A segunda temporada da The OA vai resolver os mistérios da primeira temporada

A segunda temporada da The OA vai resolver os mistérios da primeira temporada

Brit Marling, estrela e co-criadora da série de mistérios da mentes da Netflix, The OA, anunciou recentemente que a Segunda Temporada está em andamento. Embora ela não tenha dito muito sobre isso, sua redação confirmou uma grande questão que foi apresentada na primeira temporada e deu uma ideia do que será a segunda temporada.

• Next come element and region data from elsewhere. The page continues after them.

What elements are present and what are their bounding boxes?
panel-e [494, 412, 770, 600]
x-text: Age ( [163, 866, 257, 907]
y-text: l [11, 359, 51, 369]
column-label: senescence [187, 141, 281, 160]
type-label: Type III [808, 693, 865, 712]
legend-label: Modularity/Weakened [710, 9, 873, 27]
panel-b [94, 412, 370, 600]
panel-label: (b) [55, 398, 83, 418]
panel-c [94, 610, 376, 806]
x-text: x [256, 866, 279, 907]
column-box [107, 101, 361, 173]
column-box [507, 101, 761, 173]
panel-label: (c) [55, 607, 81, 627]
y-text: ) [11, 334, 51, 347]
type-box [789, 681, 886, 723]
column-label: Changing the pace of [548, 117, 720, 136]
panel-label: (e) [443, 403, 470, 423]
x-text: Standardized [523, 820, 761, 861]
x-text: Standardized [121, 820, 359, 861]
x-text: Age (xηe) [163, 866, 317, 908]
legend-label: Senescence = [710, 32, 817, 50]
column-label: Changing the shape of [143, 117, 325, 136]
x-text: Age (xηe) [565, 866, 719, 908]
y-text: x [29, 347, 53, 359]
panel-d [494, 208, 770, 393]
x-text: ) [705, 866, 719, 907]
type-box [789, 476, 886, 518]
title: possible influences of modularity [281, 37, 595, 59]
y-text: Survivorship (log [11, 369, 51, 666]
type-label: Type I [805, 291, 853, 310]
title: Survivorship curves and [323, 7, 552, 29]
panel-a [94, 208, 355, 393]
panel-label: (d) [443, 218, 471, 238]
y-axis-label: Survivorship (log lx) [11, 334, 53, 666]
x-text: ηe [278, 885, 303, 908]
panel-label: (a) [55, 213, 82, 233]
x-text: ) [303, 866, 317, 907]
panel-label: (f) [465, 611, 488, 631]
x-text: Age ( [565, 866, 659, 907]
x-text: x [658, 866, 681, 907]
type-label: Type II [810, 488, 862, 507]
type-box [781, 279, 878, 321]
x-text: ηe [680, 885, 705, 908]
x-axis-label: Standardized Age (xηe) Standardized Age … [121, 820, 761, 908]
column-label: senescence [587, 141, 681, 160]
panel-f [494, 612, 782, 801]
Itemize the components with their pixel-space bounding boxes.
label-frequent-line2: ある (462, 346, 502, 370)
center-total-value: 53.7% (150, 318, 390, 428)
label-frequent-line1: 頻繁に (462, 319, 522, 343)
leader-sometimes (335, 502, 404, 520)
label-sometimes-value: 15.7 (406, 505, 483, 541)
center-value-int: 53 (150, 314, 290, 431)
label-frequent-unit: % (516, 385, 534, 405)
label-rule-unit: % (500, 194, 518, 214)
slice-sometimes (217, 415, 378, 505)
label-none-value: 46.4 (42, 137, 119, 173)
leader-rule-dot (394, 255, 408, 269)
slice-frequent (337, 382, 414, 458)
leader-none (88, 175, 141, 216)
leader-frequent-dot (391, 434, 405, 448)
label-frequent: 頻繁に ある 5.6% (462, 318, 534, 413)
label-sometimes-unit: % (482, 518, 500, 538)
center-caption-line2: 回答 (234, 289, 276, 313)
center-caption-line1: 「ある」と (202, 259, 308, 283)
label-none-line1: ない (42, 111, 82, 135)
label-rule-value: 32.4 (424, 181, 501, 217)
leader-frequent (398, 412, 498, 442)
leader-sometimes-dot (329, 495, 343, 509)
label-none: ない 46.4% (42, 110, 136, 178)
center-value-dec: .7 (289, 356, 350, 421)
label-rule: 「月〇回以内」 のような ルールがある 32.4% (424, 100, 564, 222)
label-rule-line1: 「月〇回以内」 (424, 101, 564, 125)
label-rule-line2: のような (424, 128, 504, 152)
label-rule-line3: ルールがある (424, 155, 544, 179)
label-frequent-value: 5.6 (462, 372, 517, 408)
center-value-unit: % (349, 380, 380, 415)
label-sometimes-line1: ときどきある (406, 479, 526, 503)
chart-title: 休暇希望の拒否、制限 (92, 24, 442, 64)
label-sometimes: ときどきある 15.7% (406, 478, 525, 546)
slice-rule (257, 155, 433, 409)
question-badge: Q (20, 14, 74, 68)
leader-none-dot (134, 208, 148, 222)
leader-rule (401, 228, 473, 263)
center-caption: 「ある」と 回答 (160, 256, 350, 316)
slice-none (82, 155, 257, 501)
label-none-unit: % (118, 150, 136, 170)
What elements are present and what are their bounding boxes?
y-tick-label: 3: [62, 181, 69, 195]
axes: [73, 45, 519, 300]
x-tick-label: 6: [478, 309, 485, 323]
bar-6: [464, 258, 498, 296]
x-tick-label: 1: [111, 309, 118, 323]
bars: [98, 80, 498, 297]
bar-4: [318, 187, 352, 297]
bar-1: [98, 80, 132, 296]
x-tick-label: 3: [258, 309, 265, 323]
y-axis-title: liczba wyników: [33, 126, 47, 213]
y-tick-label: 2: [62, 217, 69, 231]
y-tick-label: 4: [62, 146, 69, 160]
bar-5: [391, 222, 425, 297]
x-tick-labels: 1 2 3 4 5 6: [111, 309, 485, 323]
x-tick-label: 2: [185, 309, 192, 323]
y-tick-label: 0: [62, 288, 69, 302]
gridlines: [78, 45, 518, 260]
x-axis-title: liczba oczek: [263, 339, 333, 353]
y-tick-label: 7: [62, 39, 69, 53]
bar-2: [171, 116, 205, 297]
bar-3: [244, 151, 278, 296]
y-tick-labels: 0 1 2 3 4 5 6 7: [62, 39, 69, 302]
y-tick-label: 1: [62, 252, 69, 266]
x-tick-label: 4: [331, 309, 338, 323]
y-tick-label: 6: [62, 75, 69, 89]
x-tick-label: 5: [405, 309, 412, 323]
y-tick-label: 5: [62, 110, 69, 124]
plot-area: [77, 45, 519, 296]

"A primeira parte é a história de uma jovem que está traumatizada e conta a um grupo de meninos esta história e, ao fazê-lo, lhes permite enfrentar um momento de sua própria crise no final", disse ela. "Essa é a história, mas os fios da metafísica junto com a ficção científica estão abertos, por isso pode haver uma parte 2 em que iremos mergulhar nesses espaços.

A temporada 1 terminou ambiguamente. Francês – um membro do grupo para quem Prairie tinha relatado sua história – encontrou livros em sua casa, que se correlacionaram com o seu conto, indicando que ela tinha inventado os elementos numa fantasia. Para piorar as coisas, ele também encontrou seu terapeuta do FBI (Riz Ahmed) que deu apoio a isso. Mas a declaração de Marling sobre mergulhar nos elementos de ficção científica na segunda temporada indicou que seu conto não foi fabricado.

Existem três interpretações principais para o final da primeira temporada de The OA

1. A primeira é que ela inventou tudo. Ela sofreu algum tipo de provação quando estava fora; talvez ela tenha sido realmente sequestrada por Hap, mas transformou seus companheiros cativos e as viagens metafísicas em dimensões alternativas para lidar com sua dura realidade.

Se deixarmos de lado o "ela inventou tudo", isso deixa duas outras hipóteses na primeira temporada: que uma dimensão está interferindo na outra e as pessoas para quem ela contou a sua história são versões dos prisioneiros de seu conto. Isso é sugerido quando Buck de bicicleta passa pela mochila vermelha da história de Rachel sobre sua Experiência de Quase Morte, indicando que Buck é Rachel ou os dois estão cosmicamente ligados. Lembre-se que Buck e Rachel são ambos cantores.

A evidência mais proeminente para esta teoria é naturalmente o momento em que o Francês olha no espelho e se vê como se fosse o Homer. O Francês também ocupa o mesmo espaço na dinâmica do grupo, como um atleta, e um cuidador (no caso, da mãe dele).


Mas a declaração de Marling parece confirmar a terceira interpretação – que o agente do FBI Riz Ahmed sabe mais do que ele está deixando transparecer e que há uma conspiração no estilo Stranger Things para cobrir as viagens interdimensionais.

"Havia coisas que achávamos que o público demoraria para encontrar", continuou Marling em seu vídeo. "Como o escrito em braille que está no fundo do escritório dos agentes do FBI. Em menos de 48 horas alguém já tinha postado – pensamos que seria mais difícil de encontrar. "

O braille a que ela se refere está escrito "Rachel", o nome da prisioneira companheira de Prairie, que foi a única que não descobriu um movimento em suas Experiências de Quase Morte. Lembre-se de que Rachel também era a única prisioneira cujas plantas estavam mortas em sua cela – outro indicador de que ela é de alguma forma diferente de seus companheiros.


Se você já tinha notado isso, está atento nas pistas. "Era muito importante que tudo fosse finalmente resolvido", disse Marling. "Nós desenhamos o final desde o início."

O fato de ela citar o braille na parede indica que é de fato "resolvível" e desempenhará um papel na segunda temporada. Embora haja uma quantidade enorme de teorias que podem vir disso – alguns acham que Rachel era infiltrada do FBI; outros acham que é uma pista que uma dimensão interfere na outra… mas parece seguro dizer que a interpretação "ela inventou tudo" está desaparecendo.